EMA smoothing — the IIR filter you already know
The DHT11 has 1°C resolution and non-trivial jitter. Raw readings flip the sign of recent - old, which makes the rate-of-change predictor useless. The fix is to smooth the sensor output before passing it to the predictor.
The actual implementation is not a moving average. It is an exponential moving average:
float smooth(float g, float now, float smoothFactor) {
return g * smoothFactor + (1.0 - smoothFactor) * now;
}
// Called each loop iteration with smoothFactor = 0.8:
float newSmooth = smooth(gLast.smooth, rawTemp, 0.8);
This is a single-pole IIR low-pass filter. The transfer function, if you unfold the recursion, is a geometric series that weights recent samples exponentially less as they age:
output[n] = 0.8 * output[n-1] + 0.2 * input[n]
= 0.2 * input[n]
+ 0.2 * 0.8 * input[n-1]
+ 0.2 * 0.8² * input[n-2]
+ ...
An alpha of 0.8 means the current raw reading contributes only 20% to the output. New information is admitted slowly. The “memory” of the filter has a half-life of about log(0.5) / log(0.8) ≈ 3 iterations.
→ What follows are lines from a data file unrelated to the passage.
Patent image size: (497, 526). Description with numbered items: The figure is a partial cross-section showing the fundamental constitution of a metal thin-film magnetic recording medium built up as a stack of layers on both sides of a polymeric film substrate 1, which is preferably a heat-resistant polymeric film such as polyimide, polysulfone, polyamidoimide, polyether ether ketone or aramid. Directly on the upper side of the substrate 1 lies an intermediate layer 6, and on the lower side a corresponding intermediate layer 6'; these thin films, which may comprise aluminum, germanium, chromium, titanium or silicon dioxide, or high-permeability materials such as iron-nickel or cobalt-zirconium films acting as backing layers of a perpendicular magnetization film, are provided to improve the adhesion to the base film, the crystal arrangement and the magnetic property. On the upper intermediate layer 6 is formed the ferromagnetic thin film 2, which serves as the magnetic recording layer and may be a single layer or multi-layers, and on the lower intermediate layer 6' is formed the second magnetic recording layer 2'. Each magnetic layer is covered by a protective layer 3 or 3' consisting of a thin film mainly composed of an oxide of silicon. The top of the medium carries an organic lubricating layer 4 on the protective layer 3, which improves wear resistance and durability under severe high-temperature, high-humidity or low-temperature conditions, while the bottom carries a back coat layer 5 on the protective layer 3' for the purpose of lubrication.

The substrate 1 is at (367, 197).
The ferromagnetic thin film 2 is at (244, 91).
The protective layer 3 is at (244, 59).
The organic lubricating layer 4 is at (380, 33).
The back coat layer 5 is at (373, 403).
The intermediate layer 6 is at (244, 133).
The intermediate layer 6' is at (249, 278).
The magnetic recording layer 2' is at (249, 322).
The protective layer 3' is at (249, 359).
If this formula looks familiar, it is the same one used in TCP’s RTT estimator (RFC 6298 uses the same exponential smoothing for SRTT), and in game engine frame-time smoothers. The same math shows up anywhere you want to track a noisy signal with bounded memory and O(1) per-sample cost.
Why EMA and prediction compose well
This is the non-obvious part. The controller runs prediction on the smoothed value, not the raw sensor reading. That might seem like it defeats the purpose — if you’re smoothing out the noise, are you also smoothing out real trend information?
Not exactly. EMA attenuates high-frequency noise while passing low-frequency trends. The temperature change rate across 2 minutes is low-frequency; DHT11 jitter is high-frequency. So the smoothed signal retains the trend the predictor cares about, with the noise removed.
If the predictor ran on raw readings, recent - old would include jitter, and the prediction would amplify that noise by a factor of 8 (the predictIterations multiplier). By smoothing first and predicting second, you amplify the signal instead of the noise. This is the deliberate design, not an accident of implementation order.
initSensorOrStall
The startup sequence blocks until the sensor responds:
void initSensorOrStall(DHT &sensor) {
while (true) {
sensor.begin();
float t = sensor.readTemperature();
if (!isnan(t)) break;
delay(1000);
}
}
This would be wrong in a web server — you cannot block a request thread waiting for hardware. On an Arduino with no OS and no other tasks, it is correct. The device has one job. If the sensor is not ready, the device should wait, not proceed with a NaN reading and drive the relay in an undefined state. The blocking retry is the right idiom.
Everything is hardcoded
Target range, pin assignments, smoothing alpha, loop delay, prediction window — all compile-time constants. To change the target temperature, you reflash. For a wine cooler, this is fine. The device runs in one environment, against one set of sensors, for one purpose. Runtime configuration would add complexity with no benefit.
The total firmware is about 140 lines.